Tamburello, nel corso di una mostra milanese
Dalla tradizione millenaria di Santo Stefano di Camastra alle prestigiose sedi milanesi: le opere letterarie e visive del Maestro Tamburello delineano un percorso dove la ceramica si fa documento storico e indagine psicologica. Il libro, nell’universo di Concetto Tamburello, non è un semplice contenitore di informazioni, ma un documento di storia creativa e immaginifica. L’artista, originario di Santo Stefano di Camastra — centro messinese celebre in tutto il mondo per la sua secolare tradizione ceramica — affida alle pagine il compito di cristallizzare un’esperienza estetica e antropologica portata avanti con rigore per decenni. In un’epoca dominata dall’immateriale, l’opera GIRARGILLISSIMEVOLMENTEGIRAR si pone come un manifesto di resistenza artigiana.

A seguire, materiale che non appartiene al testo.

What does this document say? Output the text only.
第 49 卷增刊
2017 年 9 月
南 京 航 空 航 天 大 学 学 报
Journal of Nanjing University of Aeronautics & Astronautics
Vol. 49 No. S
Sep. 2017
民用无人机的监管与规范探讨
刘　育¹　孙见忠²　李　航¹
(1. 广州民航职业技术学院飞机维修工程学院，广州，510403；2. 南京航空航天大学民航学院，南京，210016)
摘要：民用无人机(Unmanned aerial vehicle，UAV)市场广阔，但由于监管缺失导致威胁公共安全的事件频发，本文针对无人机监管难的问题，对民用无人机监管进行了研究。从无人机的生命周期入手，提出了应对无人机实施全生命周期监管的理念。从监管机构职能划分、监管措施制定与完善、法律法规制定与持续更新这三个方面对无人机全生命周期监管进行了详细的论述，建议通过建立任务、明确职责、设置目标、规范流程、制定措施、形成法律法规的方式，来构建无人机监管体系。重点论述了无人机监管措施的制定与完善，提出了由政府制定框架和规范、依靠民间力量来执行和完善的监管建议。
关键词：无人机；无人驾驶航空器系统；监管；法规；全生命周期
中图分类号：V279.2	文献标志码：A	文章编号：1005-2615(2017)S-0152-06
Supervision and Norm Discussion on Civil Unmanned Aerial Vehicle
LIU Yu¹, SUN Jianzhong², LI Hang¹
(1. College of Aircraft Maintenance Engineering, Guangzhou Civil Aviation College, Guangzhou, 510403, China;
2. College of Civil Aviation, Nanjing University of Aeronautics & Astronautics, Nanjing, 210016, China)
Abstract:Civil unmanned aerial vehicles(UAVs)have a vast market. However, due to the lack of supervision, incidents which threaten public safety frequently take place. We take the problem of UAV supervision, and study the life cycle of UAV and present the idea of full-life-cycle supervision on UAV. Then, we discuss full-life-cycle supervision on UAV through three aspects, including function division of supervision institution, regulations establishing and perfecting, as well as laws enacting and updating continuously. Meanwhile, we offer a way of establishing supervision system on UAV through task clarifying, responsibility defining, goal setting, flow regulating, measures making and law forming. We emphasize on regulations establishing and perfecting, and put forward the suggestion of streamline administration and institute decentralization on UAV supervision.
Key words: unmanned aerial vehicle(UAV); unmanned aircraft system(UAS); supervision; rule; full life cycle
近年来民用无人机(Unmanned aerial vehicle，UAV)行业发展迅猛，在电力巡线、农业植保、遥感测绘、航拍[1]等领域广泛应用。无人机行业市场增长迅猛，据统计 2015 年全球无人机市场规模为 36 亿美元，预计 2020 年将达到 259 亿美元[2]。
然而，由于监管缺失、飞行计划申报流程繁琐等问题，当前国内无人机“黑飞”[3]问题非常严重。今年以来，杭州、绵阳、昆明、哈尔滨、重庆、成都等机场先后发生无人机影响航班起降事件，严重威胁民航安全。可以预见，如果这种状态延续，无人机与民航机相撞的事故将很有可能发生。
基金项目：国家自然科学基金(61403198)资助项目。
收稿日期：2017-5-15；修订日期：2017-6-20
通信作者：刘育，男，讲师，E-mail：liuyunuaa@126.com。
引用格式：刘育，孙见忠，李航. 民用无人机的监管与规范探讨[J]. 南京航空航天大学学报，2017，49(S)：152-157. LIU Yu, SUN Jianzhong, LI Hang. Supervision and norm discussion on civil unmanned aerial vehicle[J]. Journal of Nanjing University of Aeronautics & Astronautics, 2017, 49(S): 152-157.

Attraverso questo volume, Tamburello celebra la figura del torniante, restituendo dignità storica al “primo passo” dell’argilla: quel momento magico e primordiale in cui la materia grezza inizia il suo divenire. Non è solo un racconto nostalgico, ma un invito politico e sociale rivolto alle comunità contemporanee affinché riscoprano la nobiltà di un mestiere che fonde tecnica e spirito. Tuttavia, il legame con la propria terra non è fatto solo di celebrazione, ma anche di ferma denuncia. Nel volume CHE SONNO… CHE SOONNO… CHE SOOONNNOO, l’artista affronta il tema del declino e dell’oblio.

L’opera è un atto d’accusa dedicato al Vecchio Cimitero in ceramica di Santo Stefano di Camastra, un vero e proprio “museo a cielo aperto” che attende ancora il pieno riconoscimento e restauro. Dalle prime battaglie del 1975 — definite dal Maestro come il primo “Risveglio artistico” — Tamburello continua a sollecitare le istituzioni affinché le tombe monumentali in ceramica ricevano la tutela necessaria per trasformare il sito in una risorsa di inestimabile valore artistico. Il profilo di Tamburello emerge con forza anche attraverso lo sguardo critico di Tina Taglieri, studiosa d’arte, psicologa e psicoterapeuta. Nel testo SINTESI MAGICA IN TAMBURELLO – VITA E ANEDDOTI, l’autrice riesce a penetrare la naturale riservatezza dell’artista, svelandone il binomio indissolubile tra talento e caparbietà. Esiste un’affinità elettiva tra la Taglieri e Tamburello: la psiche. L’artista messinese ha infatti sempre tradotto nelle sue creazioni i tortuosi processi della mente, rendendo tangibili le astrazioni dell’io attraverso la plasticità della ceramica.